How can KG embeddings improve support ticket routing?
Efficient support ticket resolution using Knowledge Graphs
January 4, 2025
https://arxiv.org/pdf/2501.00461This paper proposes a system for efficiently resolving customer support tickets by recommending the best-suited engineers or engineering teams ("swarms"). It leverages knowledge graphs, graph neural networks (GNNs), and natural language understanding (NLU) including very large language models (VLLMs) to analyze ticket content, engineer expertise, past collaborations (swarms), and knowledge base articles.

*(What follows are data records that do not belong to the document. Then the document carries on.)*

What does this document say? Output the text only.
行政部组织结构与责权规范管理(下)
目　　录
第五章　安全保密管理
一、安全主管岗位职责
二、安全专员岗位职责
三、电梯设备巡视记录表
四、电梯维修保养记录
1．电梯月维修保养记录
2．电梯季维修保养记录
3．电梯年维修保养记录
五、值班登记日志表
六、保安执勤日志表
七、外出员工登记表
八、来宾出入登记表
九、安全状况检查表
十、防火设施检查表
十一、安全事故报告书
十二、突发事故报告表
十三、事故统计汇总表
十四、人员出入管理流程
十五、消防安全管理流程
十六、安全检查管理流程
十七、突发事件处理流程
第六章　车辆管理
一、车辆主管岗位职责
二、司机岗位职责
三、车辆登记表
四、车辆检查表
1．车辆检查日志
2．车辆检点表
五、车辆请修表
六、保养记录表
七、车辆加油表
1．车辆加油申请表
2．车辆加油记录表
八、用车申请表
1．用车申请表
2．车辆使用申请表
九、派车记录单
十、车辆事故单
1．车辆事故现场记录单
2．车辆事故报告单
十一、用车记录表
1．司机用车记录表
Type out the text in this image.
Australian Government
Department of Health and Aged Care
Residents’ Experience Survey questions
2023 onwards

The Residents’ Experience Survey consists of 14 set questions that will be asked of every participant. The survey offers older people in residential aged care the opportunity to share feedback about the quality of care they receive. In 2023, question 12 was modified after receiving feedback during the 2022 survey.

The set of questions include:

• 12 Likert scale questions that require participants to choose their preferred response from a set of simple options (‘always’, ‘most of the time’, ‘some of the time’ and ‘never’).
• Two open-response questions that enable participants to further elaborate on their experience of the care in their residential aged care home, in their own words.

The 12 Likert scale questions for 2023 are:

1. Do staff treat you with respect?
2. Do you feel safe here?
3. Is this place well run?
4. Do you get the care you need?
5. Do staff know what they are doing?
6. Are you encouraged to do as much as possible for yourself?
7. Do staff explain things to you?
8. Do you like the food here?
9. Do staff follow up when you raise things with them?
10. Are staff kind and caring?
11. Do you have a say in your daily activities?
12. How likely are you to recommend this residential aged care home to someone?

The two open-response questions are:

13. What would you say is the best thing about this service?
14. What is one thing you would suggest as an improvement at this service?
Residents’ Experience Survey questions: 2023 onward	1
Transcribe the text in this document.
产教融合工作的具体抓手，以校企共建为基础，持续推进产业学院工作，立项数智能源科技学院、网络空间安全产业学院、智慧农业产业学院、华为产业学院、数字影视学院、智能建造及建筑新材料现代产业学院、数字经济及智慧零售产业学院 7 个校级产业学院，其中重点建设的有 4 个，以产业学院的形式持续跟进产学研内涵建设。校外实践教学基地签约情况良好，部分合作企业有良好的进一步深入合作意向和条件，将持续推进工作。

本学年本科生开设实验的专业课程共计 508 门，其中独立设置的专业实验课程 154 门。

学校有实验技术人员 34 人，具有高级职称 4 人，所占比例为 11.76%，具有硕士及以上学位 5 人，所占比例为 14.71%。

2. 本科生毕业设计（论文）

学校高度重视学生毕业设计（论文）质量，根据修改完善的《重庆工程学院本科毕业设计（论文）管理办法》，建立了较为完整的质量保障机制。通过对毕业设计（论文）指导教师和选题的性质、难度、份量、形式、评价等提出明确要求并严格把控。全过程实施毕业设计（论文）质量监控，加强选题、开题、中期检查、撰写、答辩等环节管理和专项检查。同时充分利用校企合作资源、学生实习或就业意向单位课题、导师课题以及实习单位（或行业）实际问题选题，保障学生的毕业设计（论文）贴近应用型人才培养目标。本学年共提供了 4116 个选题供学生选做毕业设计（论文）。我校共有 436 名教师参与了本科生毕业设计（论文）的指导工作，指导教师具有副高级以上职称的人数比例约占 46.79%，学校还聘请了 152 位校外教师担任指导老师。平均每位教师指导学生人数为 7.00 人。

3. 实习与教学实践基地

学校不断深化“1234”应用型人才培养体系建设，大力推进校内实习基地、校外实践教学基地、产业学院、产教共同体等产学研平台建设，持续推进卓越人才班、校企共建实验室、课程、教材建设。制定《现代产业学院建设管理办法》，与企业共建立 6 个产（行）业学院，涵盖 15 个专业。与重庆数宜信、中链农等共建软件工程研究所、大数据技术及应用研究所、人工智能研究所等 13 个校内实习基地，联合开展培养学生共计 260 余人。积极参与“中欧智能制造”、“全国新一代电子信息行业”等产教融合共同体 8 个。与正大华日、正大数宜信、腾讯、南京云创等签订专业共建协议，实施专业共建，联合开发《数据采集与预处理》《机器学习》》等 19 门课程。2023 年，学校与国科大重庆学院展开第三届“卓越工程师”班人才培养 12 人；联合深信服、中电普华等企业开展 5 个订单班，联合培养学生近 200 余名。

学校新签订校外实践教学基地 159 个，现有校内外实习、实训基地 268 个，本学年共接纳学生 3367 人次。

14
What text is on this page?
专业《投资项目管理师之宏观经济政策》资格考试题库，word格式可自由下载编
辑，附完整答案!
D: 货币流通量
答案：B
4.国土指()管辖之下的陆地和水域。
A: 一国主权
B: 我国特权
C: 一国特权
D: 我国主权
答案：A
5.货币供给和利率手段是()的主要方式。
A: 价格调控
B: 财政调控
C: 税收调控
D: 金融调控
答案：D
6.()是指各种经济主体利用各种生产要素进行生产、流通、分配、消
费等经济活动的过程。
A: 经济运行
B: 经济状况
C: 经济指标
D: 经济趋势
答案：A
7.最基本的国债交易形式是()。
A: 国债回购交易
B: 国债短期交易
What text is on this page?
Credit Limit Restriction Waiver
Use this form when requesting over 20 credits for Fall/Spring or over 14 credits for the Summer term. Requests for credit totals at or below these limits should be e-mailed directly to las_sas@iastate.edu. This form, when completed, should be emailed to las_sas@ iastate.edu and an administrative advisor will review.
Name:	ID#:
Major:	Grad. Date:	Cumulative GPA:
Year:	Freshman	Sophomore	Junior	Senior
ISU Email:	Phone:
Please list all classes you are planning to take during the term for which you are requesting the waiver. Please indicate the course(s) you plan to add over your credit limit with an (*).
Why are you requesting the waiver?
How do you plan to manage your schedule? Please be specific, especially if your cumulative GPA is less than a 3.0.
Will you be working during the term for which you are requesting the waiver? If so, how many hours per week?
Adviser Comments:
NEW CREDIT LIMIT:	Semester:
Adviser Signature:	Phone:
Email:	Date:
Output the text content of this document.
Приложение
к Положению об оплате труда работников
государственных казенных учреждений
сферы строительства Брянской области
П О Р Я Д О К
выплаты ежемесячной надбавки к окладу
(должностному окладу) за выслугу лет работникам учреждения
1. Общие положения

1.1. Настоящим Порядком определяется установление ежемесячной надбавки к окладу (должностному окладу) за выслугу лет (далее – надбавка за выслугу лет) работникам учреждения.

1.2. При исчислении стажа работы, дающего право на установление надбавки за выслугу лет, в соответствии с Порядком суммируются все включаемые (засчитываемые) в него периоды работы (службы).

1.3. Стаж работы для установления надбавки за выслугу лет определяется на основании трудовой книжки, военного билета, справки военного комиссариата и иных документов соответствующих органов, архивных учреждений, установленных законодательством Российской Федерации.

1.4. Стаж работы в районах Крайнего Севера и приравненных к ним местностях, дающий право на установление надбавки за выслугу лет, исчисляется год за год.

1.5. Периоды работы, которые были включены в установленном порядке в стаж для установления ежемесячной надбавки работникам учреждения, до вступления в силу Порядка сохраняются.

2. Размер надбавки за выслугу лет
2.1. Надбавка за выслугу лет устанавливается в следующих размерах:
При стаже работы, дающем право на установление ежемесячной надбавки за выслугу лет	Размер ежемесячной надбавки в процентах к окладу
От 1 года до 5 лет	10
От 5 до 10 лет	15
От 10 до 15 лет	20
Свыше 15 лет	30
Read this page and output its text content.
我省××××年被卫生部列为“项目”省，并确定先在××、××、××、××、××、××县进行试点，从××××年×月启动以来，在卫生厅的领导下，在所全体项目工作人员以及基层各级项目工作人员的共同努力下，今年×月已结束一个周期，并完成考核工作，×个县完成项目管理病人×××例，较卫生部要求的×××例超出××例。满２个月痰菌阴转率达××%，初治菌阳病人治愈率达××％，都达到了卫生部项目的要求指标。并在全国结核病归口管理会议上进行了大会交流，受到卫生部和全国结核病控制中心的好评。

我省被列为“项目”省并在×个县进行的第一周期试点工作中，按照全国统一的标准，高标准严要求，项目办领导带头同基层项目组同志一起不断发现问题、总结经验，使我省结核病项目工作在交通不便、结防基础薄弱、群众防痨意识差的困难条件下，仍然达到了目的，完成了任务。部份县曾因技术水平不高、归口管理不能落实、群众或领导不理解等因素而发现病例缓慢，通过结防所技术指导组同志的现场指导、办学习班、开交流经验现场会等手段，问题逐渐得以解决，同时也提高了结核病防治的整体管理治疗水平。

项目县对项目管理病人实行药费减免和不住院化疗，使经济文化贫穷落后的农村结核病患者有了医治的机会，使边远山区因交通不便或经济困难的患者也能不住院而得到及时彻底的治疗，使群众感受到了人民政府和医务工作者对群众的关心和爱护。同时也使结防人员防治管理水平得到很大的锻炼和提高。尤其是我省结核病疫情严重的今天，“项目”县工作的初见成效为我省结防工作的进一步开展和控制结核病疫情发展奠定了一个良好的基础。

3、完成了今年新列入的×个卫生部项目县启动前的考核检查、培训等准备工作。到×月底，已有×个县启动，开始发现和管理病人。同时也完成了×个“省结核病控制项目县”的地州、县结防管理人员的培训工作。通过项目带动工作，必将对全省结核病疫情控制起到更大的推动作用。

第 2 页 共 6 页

Key points for LLM-based multi-agent systems:
- LLMs for Rich Contextualization: VLLMs are used to process text from tickets, communications, and KBAs, generating rich contextual embeddings for both agents (engineers) and tasks (tickets).
- Knowledge Graph for Agent Relationships: A knowledge graph represents relationships between engineers, tickets, and KBAs, enabling the system to learn from past collaborations and expertise.
- GNNs for Agent Ranking: GNNs operating on the knowledge graph produce dynamic agent embeddings that capture their expertise and collaboration history, facilitating a learning-to-rank approach.
- Multi-Agent Collaboration (Swarming): The system specifically addresses scenarios where multiple agents need to collaborate to solve complex tickets, leveraging swarm data for training.
- Dynamic Agent Selection: The proposed model allows for dynamic recommendations, taking into account the current state of the ticket and who is already working on it.